My wife and I watched last Friday's presidential debate on PBS and I'm glad. It was only later that I heard about the graphical extravaganza that I missed by not watching CNN:
(Image from WSJ's Numbers Guy blog by Carl Bialik: Scoring the Debate Live on CNN.)
This screenshot is the HD version. I gather that non-HD viewers saw the bottom part but not the analyst scorecards on the sides. The "audience reaction" lines along the bottom represents data from 32 focus group viewers.
Carl Bialik at the WSJ compares it to a sporting match and says he and friends "were alternately distracted, bemused and befuddled by all the data." But apparently CNN didn't think it was distracting enough — regarding the audience lines, Bialik says, "The audience rarely went sharply positive or negative, so he [CNN's executive producer for elections] plans to zoom in on the center of the scale." So basically the idea is not to indicate any kind of accurate measure.

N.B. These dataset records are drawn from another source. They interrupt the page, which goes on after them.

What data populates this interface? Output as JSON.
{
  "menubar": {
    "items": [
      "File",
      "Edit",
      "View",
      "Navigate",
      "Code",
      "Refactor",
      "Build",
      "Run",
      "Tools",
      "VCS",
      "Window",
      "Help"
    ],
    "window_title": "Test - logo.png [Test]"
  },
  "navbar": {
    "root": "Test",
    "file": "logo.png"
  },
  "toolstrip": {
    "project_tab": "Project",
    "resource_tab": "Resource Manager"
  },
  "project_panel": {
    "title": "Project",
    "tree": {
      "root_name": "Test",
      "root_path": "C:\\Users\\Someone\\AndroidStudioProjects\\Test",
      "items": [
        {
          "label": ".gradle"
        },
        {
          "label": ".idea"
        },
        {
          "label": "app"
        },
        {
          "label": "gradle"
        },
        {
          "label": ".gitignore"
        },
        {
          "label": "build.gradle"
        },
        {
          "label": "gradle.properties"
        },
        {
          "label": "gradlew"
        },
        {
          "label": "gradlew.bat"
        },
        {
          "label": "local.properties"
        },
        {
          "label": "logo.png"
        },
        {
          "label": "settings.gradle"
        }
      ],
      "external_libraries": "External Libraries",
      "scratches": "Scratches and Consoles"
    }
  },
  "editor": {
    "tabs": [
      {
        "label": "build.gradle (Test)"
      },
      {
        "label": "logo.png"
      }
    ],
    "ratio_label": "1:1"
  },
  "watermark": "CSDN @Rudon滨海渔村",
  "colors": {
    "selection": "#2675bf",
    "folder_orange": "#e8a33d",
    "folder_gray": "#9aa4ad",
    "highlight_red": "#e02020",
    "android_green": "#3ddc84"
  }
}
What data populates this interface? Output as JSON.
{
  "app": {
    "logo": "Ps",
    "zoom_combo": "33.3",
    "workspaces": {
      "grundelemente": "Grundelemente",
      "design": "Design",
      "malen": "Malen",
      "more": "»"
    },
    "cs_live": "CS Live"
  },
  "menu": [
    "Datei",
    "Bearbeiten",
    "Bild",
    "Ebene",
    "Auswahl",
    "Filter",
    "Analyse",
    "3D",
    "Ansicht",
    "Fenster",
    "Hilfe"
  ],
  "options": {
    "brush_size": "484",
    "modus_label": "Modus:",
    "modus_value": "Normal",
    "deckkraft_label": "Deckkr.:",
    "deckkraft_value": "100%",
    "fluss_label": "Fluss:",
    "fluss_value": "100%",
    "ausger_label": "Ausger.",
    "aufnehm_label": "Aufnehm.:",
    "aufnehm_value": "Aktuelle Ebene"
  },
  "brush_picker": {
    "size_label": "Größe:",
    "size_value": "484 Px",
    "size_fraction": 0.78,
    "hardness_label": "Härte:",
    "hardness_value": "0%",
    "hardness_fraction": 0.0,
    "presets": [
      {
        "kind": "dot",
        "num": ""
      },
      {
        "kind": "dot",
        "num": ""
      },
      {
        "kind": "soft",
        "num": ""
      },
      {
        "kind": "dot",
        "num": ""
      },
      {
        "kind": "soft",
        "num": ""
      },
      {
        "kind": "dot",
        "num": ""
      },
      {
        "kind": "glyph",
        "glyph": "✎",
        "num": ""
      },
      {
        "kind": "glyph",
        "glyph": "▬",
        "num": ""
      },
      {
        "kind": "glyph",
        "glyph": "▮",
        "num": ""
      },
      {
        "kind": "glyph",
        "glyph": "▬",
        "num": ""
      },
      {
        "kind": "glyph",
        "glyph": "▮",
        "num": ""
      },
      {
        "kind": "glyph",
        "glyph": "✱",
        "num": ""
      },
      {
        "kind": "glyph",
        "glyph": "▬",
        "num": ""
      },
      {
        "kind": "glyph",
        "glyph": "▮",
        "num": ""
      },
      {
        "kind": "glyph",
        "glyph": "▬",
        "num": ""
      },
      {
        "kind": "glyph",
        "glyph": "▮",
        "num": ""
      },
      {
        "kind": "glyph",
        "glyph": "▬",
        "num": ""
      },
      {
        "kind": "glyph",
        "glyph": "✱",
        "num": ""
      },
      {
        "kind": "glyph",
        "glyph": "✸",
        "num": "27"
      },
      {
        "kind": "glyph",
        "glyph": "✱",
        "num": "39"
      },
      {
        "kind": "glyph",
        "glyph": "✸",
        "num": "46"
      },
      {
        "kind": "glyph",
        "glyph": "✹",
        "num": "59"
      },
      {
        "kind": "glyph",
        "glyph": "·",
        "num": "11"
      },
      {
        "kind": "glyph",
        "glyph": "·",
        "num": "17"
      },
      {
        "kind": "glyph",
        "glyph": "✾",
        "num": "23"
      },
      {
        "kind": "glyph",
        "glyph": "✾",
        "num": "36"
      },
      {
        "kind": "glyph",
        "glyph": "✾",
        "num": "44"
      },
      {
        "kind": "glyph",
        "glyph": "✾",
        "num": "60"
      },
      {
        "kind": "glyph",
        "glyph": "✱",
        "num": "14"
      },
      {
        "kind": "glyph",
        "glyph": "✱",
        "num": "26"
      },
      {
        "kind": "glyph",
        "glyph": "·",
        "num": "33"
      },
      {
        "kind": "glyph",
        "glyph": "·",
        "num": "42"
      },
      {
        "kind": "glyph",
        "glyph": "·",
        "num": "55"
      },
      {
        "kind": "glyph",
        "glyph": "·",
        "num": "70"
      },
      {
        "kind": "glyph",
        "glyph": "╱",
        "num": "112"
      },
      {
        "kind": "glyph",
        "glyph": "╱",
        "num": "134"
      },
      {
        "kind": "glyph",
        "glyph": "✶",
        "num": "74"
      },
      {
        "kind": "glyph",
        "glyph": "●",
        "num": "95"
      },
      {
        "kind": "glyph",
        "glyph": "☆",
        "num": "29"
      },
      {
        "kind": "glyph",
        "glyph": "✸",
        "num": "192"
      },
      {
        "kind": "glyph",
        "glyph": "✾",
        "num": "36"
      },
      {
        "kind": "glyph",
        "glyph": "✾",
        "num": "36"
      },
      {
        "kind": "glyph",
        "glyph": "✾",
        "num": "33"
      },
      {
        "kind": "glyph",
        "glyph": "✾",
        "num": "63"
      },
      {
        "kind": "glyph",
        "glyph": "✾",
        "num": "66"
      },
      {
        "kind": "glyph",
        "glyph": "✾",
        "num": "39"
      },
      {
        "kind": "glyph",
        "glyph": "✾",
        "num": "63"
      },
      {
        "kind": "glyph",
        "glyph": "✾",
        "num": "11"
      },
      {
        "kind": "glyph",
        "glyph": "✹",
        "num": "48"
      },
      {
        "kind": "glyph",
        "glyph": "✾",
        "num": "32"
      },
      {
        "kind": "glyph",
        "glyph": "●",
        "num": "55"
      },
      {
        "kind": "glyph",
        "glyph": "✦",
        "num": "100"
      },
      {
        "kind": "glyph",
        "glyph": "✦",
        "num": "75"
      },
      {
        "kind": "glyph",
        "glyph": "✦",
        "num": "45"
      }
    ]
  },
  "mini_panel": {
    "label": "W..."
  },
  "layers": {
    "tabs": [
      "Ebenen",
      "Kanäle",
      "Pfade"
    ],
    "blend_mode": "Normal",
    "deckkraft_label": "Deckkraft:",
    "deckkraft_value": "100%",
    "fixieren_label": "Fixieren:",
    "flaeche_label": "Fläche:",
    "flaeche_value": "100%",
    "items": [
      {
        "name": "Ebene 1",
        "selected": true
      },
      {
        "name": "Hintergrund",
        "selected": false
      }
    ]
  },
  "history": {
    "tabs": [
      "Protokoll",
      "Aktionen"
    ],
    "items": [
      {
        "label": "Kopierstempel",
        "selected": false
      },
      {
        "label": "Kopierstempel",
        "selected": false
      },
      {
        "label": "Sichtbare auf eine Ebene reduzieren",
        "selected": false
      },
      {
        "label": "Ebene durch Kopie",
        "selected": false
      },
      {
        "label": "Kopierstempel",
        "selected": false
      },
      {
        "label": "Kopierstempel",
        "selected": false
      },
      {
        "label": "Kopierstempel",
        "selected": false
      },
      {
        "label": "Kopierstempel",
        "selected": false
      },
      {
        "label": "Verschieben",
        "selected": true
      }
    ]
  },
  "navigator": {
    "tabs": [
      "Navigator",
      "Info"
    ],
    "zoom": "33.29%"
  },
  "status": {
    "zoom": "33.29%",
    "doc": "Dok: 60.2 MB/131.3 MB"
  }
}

They just want to show pretty lines going up and down.
The CNN graph is a distraction, of course, and yet another manifestation of the triumph of surface/sensationalist crap over reflection and substance, but it's more than that too. People's perceptions will be shaped by it, both directly, in the sense that the scores guide them in their thinking, and indirectly by what they cause people to miss by not paying closer attention to the candidates. Can CNN not leave the viewers alone for 90 minutes to think for themselves?
I was surprised to learn via Google that real-time polling data was presented during debates way back in 1992. This article at a site called the Museum for Broadcast Communications claims that the experiment was a success: The Debate Pulse.
Silicon valley techies have a way of taking this sort of thing to a new level, and they didn't disappoint. Via Valleywag comes this plot of Twitter activity during the debate, created by Twitter co-founder Biz Stone (see The Debate: A Twitter Play-by-Play). Feast your eyes on this colorful monstrosity:
(click to enlarge)
I challenge anyone to point to something meaningful in that mess. Okay, lots of purple means lots of people twittered about Iraq after McCain said something provocative about Iraq. Big surprise!
Twitter even has an election site where you can watch live election-related brain farts as they arrive from the quick fingers of the Twitterati: Twitter Election 2008. I get that people chat about the debate, online and off, but I object to the suggestion that any of this real-time data is meaningful. I likely muttered a few things during the debate myself, but I'm sure none of it was worth remembering.